O nome de Umerov também é uma provocação contra a Rússia, pelo fato do ex-deputado, agora ministro, ser conselheiro de uma organização separatista crimeana-tártara que opera desde a Ucrânia. A população da Crimeia no referendo de 2014, após o golpe em Kiev, aprovou em massa a reunificação com a Rússia. Ultimamente, alguns políticos europeus, como o ex-presidente francês Sarkozy, admitiram que não há como sustentar a pretensão de subtrair a Crimeia da Rússia.
A dança das cadeiras também coincide com os passos do regime de Kiev de encenar uma “eleição” presidencial proximamente, como vem sendo pedido por Washington. Na qual, como a contraofensiva já afinou, o que sobra para mote é a corrupção.
Na véspera da demissão de Reznikov, um tribunal de Kiev colocou em prisão preventiva por 60 dias o oligarca e banqueiro Ihor Kolomoisky, que foi quem bancou a campanha presidencial de Zelensky de 2019. Inclusive foi quem o viabilizou, ao criar, em seu canal de televisão, uma série, “Servo do Povo”, em que o ator e comediante Zelensky encenava ser um professor que combatia a corrupção. Foi assim que foi criado o partido de Zelensky, com o mesmo nome da série, e que fez campanha contra a corrupção e pela paz. Um completo estelionato eleitoral, como se veria depois.
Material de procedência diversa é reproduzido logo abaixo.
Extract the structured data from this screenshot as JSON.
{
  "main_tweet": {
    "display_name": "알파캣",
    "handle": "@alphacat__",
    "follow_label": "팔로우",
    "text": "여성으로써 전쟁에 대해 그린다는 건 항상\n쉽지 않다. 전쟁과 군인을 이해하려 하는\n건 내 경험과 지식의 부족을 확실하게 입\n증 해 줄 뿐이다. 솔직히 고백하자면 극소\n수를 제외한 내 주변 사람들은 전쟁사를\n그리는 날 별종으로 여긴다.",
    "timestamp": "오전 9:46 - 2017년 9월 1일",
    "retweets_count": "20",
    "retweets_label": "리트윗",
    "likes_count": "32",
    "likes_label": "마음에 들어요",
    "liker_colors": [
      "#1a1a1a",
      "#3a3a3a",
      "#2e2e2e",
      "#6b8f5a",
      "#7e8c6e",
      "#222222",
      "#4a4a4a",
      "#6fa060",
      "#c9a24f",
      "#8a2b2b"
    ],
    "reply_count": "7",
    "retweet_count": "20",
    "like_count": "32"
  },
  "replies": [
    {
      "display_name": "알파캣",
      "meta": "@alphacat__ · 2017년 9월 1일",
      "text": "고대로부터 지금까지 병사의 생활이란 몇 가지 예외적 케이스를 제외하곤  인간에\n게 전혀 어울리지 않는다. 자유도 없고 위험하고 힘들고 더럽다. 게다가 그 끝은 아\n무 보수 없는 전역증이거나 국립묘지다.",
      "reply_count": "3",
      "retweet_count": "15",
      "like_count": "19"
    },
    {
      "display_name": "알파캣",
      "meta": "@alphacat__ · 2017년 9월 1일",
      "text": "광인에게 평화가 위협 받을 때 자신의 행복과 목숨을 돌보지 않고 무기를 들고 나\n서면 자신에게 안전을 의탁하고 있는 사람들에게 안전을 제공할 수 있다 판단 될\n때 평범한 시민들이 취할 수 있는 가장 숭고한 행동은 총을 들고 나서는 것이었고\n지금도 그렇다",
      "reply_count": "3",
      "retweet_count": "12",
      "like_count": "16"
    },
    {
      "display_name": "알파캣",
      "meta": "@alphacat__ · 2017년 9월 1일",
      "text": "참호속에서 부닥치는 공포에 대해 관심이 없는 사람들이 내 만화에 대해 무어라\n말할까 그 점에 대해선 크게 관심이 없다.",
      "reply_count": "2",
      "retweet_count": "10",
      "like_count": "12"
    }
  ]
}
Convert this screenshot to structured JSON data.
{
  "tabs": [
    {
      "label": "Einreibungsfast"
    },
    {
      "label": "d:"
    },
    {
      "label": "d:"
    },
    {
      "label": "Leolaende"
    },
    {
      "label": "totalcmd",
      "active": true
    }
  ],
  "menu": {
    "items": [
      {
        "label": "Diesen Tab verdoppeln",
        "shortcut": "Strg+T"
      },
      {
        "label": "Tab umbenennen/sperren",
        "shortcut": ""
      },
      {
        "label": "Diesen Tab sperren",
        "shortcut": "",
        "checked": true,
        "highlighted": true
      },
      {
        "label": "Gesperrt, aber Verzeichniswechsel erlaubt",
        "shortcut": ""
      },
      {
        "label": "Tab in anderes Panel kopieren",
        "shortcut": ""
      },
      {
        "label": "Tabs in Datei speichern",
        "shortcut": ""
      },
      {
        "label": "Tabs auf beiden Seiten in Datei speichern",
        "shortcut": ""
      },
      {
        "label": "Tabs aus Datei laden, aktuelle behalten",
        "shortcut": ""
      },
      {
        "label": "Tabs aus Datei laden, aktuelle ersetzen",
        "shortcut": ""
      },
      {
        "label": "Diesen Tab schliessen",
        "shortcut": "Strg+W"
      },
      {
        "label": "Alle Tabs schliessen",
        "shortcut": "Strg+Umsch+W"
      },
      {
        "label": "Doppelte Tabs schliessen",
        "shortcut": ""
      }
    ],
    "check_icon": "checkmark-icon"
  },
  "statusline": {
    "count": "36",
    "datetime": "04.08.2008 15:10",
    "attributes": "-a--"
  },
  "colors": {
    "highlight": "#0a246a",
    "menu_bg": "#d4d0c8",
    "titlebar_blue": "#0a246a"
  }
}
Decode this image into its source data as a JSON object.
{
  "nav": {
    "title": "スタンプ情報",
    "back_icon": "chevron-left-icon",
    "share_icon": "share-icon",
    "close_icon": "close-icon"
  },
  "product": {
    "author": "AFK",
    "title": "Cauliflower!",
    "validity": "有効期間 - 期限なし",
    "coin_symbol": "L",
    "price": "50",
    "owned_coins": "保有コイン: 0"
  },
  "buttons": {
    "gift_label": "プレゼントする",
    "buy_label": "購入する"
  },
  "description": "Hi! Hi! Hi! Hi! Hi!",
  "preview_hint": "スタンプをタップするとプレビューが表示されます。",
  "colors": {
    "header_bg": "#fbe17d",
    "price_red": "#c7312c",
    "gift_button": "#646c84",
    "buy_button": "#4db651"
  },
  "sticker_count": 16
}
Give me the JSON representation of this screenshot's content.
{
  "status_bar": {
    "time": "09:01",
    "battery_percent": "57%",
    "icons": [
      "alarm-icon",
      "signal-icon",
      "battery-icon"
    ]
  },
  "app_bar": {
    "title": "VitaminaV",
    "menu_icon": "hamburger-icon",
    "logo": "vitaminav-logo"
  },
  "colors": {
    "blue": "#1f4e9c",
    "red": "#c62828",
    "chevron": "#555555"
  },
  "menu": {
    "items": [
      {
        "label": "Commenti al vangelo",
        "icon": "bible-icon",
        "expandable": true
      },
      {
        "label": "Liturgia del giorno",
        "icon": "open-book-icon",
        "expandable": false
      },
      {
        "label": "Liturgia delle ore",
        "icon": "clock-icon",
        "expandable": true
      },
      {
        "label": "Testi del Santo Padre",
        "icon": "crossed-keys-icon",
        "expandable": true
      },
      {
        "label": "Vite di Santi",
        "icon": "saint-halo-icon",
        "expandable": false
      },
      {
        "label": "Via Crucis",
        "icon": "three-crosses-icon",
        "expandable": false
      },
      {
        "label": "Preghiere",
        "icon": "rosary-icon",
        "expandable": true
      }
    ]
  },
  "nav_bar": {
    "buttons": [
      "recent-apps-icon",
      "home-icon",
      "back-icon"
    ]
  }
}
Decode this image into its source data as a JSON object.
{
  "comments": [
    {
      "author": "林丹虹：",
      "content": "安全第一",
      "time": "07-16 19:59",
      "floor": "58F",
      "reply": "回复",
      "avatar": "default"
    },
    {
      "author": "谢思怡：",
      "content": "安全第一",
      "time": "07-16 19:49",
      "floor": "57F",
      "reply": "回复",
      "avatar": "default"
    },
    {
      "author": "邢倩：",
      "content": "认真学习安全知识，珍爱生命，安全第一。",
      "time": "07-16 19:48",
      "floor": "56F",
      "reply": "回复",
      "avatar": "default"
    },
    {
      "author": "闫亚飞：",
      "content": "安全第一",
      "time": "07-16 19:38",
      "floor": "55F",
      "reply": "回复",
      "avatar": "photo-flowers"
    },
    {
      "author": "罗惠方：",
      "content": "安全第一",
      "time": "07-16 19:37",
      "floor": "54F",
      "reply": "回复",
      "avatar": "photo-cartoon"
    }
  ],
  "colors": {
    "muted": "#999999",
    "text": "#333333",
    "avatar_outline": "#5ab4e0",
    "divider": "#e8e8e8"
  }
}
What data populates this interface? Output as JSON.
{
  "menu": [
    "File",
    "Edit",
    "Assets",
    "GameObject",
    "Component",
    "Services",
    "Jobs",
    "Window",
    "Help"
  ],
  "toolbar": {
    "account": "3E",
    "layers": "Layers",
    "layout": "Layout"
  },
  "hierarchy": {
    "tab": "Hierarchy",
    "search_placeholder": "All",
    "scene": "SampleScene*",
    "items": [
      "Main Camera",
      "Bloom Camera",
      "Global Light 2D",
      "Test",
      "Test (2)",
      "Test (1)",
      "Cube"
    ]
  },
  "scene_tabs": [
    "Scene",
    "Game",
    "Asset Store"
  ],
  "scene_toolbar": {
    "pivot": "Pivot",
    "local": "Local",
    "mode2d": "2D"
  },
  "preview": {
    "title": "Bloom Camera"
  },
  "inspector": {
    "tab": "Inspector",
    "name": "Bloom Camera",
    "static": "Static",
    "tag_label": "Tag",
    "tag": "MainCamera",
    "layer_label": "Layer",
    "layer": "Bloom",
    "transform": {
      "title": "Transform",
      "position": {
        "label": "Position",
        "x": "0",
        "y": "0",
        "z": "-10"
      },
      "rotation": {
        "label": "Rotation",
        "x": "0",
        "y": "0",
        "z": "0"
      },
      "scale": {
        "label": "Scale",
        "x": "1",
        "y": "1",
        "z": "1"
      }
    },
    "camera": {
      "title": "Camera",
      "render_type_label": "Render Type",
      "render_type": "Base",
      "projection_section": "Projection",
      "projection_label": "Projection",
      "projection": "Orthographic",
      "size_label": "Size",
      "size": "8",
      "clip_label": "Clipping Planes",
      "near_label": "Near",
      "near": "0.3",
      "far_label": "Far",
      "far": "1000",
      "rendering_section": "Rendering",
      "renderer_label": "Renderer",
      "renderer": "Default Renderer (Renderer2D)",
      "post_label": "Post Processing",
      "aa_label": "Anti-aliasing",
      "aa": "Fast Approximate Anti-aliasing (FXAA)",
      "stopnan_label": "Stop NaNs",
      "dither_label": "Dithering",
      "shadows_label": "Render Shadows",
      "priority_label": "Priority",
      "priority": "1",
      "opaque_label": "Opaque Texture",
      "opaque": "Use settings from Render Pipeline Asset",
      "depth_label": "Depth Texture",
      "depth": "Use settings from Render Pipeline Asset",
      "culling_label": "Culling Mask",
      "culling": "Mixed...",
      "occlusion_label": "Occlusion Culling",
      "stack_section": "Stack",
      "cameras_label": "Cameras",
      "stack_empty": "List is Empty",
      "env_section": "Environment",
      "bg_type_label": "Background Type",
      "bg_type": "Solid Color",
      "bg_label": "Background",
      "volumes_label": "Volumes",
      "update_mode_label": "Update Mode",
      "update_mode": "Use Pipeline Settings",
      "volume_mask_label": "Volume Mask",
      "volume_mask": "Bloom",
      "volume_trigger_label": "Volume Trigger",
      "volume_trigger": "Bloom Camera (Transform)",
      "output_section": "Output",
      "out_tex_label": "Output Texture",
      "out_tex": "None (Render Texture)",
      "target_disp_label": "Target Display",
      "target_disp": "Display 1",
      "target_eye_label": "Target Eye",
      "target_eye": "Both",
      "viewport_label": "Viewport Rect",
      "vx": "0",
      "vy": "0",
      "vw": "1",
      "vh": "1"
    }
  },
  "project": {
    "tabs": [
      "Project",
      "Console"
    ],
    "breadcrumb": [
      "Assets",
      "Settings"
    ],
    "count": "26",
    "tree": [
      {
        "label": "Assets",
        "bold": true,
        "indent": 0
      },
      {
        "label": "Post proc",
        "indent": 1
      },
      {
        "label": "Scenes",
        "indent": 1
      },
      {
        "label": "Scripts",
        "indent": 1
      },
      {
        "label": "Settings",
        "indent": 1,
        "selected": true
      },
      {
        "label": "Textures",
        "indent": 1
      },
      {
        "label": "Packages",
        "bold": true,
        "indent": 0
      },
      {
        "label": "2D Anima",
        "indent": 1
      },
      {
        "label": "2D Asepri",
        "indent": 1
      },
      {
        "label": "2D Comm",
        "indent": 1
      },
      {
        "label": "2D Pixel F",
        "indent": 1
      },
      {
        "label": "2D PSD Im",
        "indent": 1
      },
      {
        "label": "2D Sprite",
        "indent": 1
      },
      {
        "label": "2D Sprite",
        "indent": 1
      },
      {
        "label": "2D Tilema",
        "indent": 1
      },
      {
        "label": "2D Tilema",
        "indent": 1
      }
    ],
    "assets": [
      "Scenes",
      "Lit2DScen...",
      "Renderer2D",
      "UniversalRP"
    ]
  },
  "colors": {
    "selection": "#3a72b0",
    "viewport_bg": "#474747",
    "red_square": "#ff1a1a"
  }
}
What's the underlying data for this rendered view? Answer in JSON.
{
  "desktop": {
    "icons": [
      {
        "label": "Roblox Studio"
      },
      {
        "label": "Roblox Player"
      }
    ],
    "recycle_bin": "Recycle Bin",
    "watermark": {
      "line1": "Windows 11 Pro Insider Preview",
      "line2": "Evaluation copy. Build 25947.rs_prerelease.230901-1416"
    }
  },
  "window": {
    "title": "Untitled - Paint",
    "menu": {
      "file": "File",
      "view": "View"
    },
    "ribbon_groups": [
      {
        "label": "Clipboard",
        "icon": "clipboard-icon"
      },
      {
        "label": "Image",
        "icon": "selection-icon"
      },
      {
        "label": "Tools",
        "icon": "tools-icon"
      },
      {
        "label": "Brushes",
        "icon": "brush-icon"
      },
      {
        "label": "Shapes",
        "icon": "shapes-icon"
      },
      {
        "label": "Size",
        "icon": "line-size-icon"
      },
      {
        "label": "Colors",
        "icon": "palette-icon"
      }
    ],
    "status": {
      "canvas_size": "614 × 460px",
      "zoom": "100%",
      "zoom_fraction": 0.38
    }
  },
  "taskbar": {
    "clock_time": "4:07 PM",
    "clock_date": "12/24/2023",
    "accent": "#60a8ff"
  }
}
Aliás, Kolomoisky, que também tem cidadania israelense, notabilizara-se, antes, por ser um dos patrocinadores do Batalhão Azov e assemelhados, como financiador e como governador de uma província próxima ao Donbass. Com esses antecedentes, jornais russos ironizaram a prisão de Kolomoisky como um “parricídio” – Zelensky matando seu pai político.
Assim, nos últimos dias, Zelensky retomou o discurso anticorrupção, sob o argumento de que erradicar a roubalheira no governo inteiro é “vital” para as chances de Kiev de alcançar a adesão à OTAN e à União Europeia. O Departamento de Estado dos EUA havia sancionado Kolomoisky em março de 2021, por um suposto envolvimento em “atos corruptos que minaram o Estado de direito e a fé do público ucraniano nas instituições democráticas e nos processos públicos do seu governo”.
Para analistas, a situação em Kiev está ficando cada vez mais complexa. Alejandro Valencia, da Universidade Nacional Autônoma do México (UNAM) e especialista em geopolítica, disse em entrevista a Sputnik em espanhol que “já há dissidência [nas elites militares ucranianas] entre aqueles que buscam uma paz negociada e aqueles que claramente querem continuar [o conflito] até o último ucraniano”.
Por coincidência, a demissão de Reznikov ocorre no mesmo dia em que o exército ucraniano estendeu a mobilização, isto é, alistamento compulsório, àqueles com hepatite, HIV, tuberculose e doenças mentais, explicitando a urgência em encontrar mais carne de canhão para a guerra de procuração da Otan. Segundo o jornal Ukrayinska Pravda, Reznikov poderá ser agraciado com o cargo de embaixador em Londres, em suma, uma proveitosa e dourada aposentadoria.